In a trading update for the 12 months to March this year, the world’s second largest brewer said Zambia’s full year lager volume growth surged 12 percent.
This was driven by improved availability, which was supported by the Ndola brewhouse commissioning in November last year.
Full year lager volumes in Tanzania dropped by 8 percent on excise related pricing and beer market contraction.
But volumes returned to growth at the end of the year and the fourth quarter was in line with the prior year.
Mozambique produced a strong performance with full year lager volume growth of 11 percent on robust growth of SABMiller’s mainstream brands.
SABMiller said good progress was made in Nigeria through the commissioning of the Greenfield brewery in Onitsha in September last year on the successful brand launch of Hero and the continued growth of the Trophy brand.
In Zimbabwe, growth was somewhat held back by softening economic conditions. Volume growth was up 4 percent on the prior year and Uganda was level.
“Our associate Castel delivered lager volume growth of 6 percent on a pro forma basis including the combined Angola business and their Madagascar acquisition,” the firm said in a statement.
Soft drinks volumes grew by 9 percent on an organic basis assisted by strong performances in Nigeria, Zambia, Ghana and Castel.
In South Africa, lager volumes for the year grew by 2 percent and market share increased against a backdrop of difficult trading conditions.

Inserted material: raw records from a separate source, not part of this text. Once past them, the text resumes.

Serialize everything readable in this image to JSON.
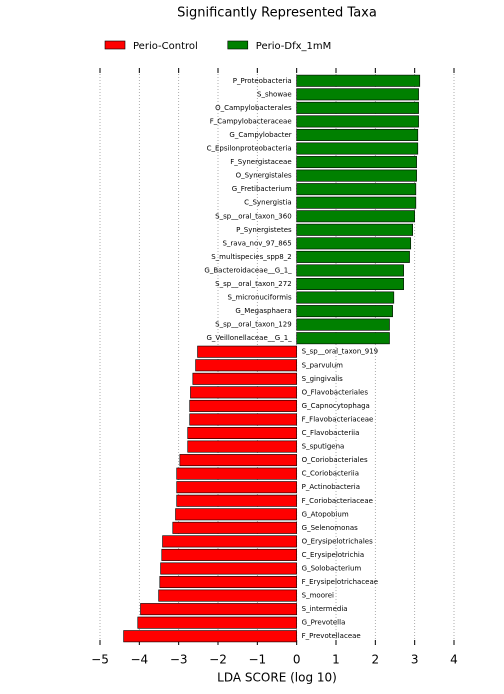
{
  "chart_data": {
    "type": "bar",
    "orientation": "horizontal",
    "title": "Significantly Represented Taxa",
    "xlabel": "LDA SCORE (log 10)",
    "categories": [
      "P_Proteobacteria",
      "S_showae",
      "O_Campylobacterales",
      "F_Campylobacteraceae",
      "G_Campylobacter",
      "C_Epsilonproteobacteria",
      "F_Synergistaceae",
      "O_Synergistales",
      "G_Fretibacterium",
      "C_Synergistia",
      "S_sp__oral_taxon_360",
      "P_Synergistetes",
      "S_rava_nov_97_865",
      "S_multispecies_spp8_2",
      "G_Bacteroidaceae__G_1_",
      "S_sp__oral_taxon_272",
      "S_micronuciformis",
      "G_Megasphaera",
      "S_sp__oral_taxon_129",
      "G_Veillonellaceae__G_1_",
      "S_sp__oral_taxon_919",
      "S_parvulum",
      "S_gingivalis",
      "O_Flavobacteriales",
      "G_Capnocytophaga",
      "F_Flavobacteriaceae",
      "C_Flavobacteriia",
      "S_sputigena",
      "O_Coriobacteriales",
      "C_Coriobacteriia",
      "P_Actinobacteria",
      "F_Coriobacteriaceae",
      "G_Atopobium",
      "G_Selenomonas",
      "O_Erysipelotrichales",
      "C_Erysipelotrichia",
      "G_Solobacterium",
      "F_Erysipelotrichaceae",
      "S_moorei",
      "S_intermedia",
      "G_Prevotella",
      "F_Prevotellaceae"
    ],
    "series": [
      {
        "name": "Perio-Control",
        "color": "#ff0000",
        "values": [
          null,
          null,
          null,
          null,
          null,
          null,
          null,
          null,
          null,
          null,
          null,
          null,
          null,
          null,
          null,
          null,
          null,
          null,
          null,
          null,
          -2.52,
          -2.57,
          -2.64,
          -2.7,
          -2.72,
          -2.72,
          -2.77,
          -2.77,
          -2.97,
          -3.05,
          -3.05,
          -3.05,
          -3.08,
          -3.15,
          -3.41,
          -3.43,
          -3.46,
          -3.48,
          -3.51,
          -3.97,
          -4.04,
          -4.4
        ]
      },
      {
        "name": "Perio-Dfx_1mM",
        "color": "#008000",
        "values": [
          3.13,
          3.1,
          3.1,
          3.1,
          3.08,
          3.08,
          3.05,
          3.05,
          3.03,
          3.03,
          3.0,
          2.95,
          2.9,
          2.87,
          2.72,
          2.72,
          2.47,
          2.44,
          2.36,
          2.36,
          null,
          null,
          null,
          null,
          null,
          null,
          null,
          null,
          null,
          null,
          null,
          null,
          null,
          null,
          null,
          null,
          null,
          null,
          null,
          null,
          null,
          null
        ]
      }
    ],
    "xlim": [
      -5,
      4
    ],
    "xticks": [
      {
        "value": -5,
        "label": "−5"
      },
      {
        "value": -4,
        "label": "−4"
      },
      {
        "value": -3,
        "label": "−3"
      },
      {
        "value": -2,
        "label": "−2"
      },
      {
        "value": -1,
        "label": "−1"
      },
      0,
      1,
      2,
      3,
      4
    ],
    "grid": true,
    "legend": "top"
  }
}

Sales benefited from innovative, through-the-line execution of key brand propositions, notably Castle Lite and Castle Lager and continuing improvements to customer service.
In the fourth quarter, volumes were up 1 percent, cycling strong growth in the prior year. They were impacted negatively by a softer economic environment.
Group revenue for the full year surged 7 percent. The group revenue per hectolitre (hl) lifted 3 percent, reflecting excise-driven price increases and the impact of regional mix.